Wanted and unwanted birthday gifts
Miller’s third infusion was scheduled to occur on Lisa’s birthday in mid-May. They arrived at Dana-Farber daring to wish for a birthday gift of good news. They got it.
“After six weeks, the scans showed that the cancer in the brain and everywhere else was shrinking,” Lisa recalls, reading from a journal that she’d kept throughout their journey.
But the lab results showed that Miller’s liver was inflamed. It was the first sign of the downside of this combination therapy.
“The immune system can get too revved up and start attacking normal tissues,” says Buchbinder. “The side effects can be severe and unpredictable, though we are getting better at managing them.”
The numbers were bad enough that they had to pause therapy.
Pausing therapy can be nerve-wracking for people with cancer, but Miller has nerves of steel. “They call you the patient because you have to be patient,” he says.
It helped that Buchbinder explained the science behind this type of immunotherapy. “She said it can still work even after you stop taking it because it has triggered the immune response and that keeps going,” recalls Lisa.
For Miller, it did keep going against the cancer, but it also attacked his digestive system. By the end of June, he had been admitted to Brigham and Women’s Hospital. Unable to eat, Miller stayed in the hospital for nearly three weeks.
He had turned 59 while admitted and had lost 33 pounds. When he left, says Lisa, “he looked like an 80-year-old.”
But he was alive, and his cancer was still, amazingly, vanishing.
Good fortune and promising future
By January of 2019, Miller was a few months into a 24-month course of nivolumab alone.

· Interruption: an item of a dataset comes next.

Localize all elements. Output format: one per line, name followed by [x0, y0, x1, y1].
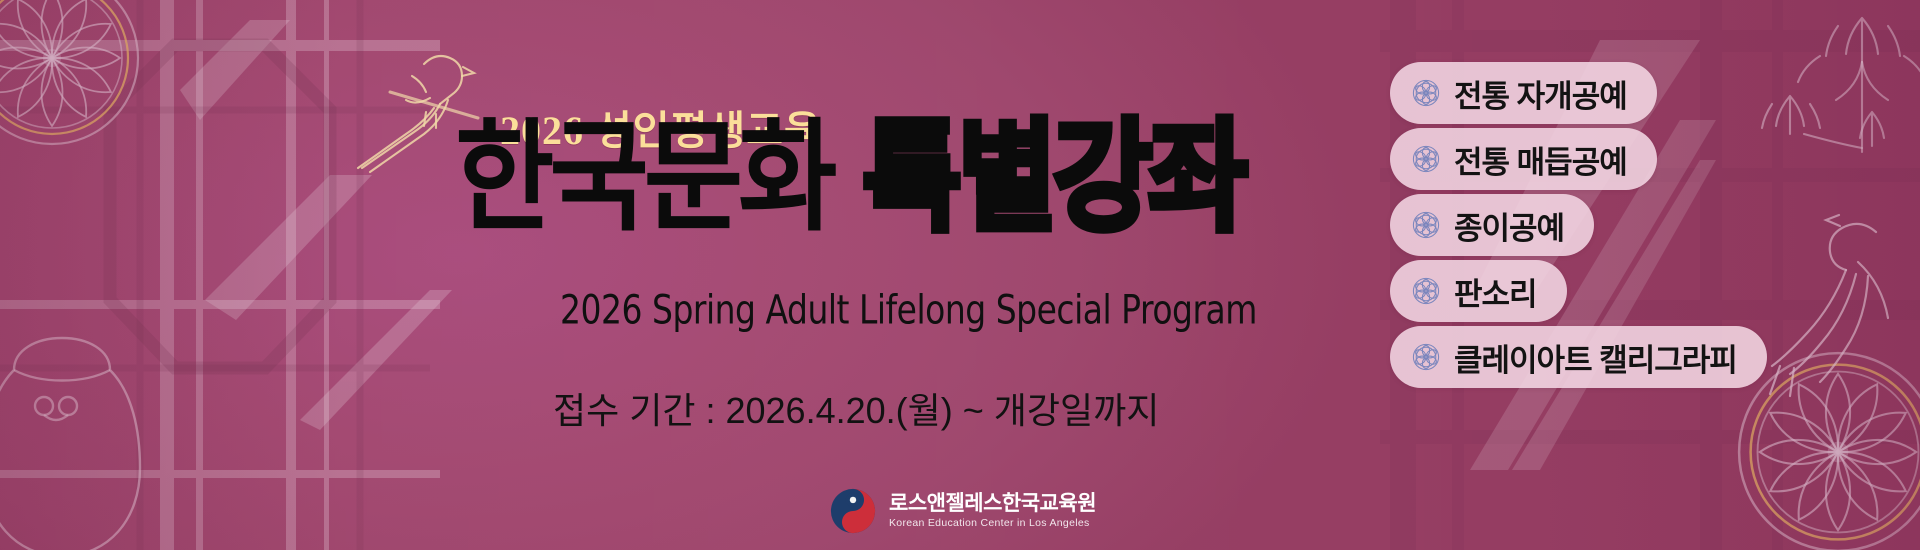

This single agent therapy has fewer side effects but helps to continue to unmask remaining cancer cells so that Miller’s revved up immune system can find them.

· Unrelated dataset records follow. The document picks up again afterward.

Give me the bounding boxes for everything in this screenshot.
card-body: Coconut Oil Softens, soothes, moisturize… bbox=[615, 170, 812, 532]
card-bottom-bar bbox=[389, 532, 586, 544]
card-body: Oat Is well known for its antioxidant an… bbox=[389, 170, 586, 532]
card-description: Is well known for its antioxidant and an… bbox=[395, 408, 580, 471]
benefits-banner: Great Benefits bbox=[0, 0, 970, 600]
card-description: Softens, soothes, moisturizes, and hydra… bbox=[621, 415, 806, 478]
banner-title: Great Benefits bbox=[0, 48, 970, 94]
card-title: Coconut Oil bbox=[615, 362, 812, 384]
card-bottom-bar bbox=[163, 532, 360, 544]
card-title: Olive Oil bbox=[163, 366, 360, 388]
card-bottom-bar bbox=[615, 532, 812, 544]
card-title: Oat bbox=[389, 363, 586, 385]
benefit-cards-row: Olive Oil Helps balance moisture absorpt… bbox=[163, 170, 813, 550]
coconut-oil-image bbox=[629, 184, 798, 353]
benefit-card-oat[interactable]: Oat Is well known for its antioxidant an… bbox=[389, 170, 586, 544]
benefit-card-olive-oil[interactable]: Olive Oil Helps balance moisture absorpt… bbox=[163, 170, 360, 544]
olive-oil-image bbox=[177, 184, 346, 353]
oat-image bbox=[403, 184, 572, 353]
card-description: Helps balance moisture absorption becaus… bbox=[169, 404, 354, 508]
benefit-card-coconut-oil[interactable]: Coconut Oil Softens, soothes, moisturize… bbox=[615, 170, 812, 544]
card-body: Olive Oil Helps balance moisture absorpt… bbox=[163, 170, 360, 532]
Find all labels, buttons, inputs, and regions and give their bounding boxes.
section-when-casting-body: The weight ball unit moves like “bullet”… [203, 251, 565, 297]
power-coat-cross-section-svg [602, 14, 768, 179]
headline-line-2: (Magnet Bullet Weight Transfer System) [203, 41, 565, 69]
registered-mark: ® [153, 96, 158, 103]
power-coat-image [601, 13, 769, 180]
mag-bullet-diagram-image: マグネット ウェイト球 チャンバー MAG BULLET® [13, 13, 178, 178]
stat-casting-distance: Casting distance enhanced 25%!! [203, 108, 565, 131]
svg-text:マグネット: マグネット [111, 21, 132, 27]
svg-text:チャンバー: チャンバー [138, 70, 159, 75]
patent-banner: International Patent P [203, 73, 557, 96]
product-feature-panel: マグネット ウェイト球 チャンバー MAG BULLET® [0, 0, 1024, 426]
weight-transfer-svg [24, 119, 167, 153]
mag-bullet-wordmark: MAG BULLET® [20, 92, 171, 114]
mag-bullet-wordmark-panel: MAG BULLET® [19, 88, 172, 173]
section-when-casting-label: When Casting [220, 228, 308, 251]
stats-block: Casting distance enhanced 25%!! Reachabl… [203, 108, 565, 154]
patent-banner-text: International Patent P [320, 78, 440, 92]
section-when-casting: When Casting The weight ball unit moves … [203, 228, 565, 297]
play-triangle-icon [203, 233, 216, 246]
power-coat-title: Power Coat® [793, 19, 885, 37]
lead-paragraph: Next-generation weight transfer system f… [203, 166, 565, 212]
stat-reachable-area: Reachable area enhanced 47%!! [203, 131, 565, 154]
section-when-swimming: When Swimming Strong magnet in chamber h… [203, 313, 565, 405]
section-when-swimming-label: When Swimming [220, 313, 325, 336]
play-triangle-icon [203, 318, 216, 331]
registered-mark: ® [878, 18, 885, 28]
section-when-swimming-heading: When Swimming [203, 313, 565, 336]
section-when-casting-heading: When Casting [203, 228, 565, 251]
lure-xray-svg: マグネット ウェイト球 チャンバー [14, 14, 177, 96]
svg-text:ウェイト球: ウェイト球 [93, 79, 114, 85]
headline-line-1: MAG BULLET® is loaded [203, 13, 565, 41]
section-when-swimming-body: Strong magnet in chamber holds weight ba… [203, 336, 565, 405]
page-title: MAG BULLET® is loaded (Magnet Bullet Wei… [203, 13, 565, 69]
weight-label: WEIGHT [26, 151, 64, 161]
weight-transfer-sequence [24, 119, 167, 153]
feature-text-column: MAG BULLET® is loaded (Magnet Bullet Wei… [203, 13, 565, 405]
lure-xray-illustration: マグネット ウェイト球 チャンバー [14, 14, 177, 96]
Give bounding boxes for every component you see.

He’d put weight back on and regained strength, so he and Lisa asked Buchbinder if it was okay for them to travel. They wanted to ski in Austria, a place they loved. Buchbinder, also a skier, got it. “She said yes,” says Miller, “It was more than the science, though. She knew it would be good for our souls.”
Today, Miller is cancer-free. He’s not taking any medication and he goes in for scans twice a year. “There’s no evidence of the cancer. There are no side effects. There’s no anything,” he says. “It worked.”
The treatment doesn’t work for everyone. In fact, fewer than one in five people experience a complete response like Miller did. And only 50% have a durable response, meaning they still have cancer, but it isn’t getting worse.
Today, however, there are hundreds of novel immunotherapies under investigation. Some are showing signs that they might make a difference for patients with melanoma who don’t respond to existing therapies.
“It’s such an exciting time,” says Buchbinder. “These new therapies are hitting the immune system in many ways and on different levels. There’s just so much going on that could make a difference for melanoma patients who need it.”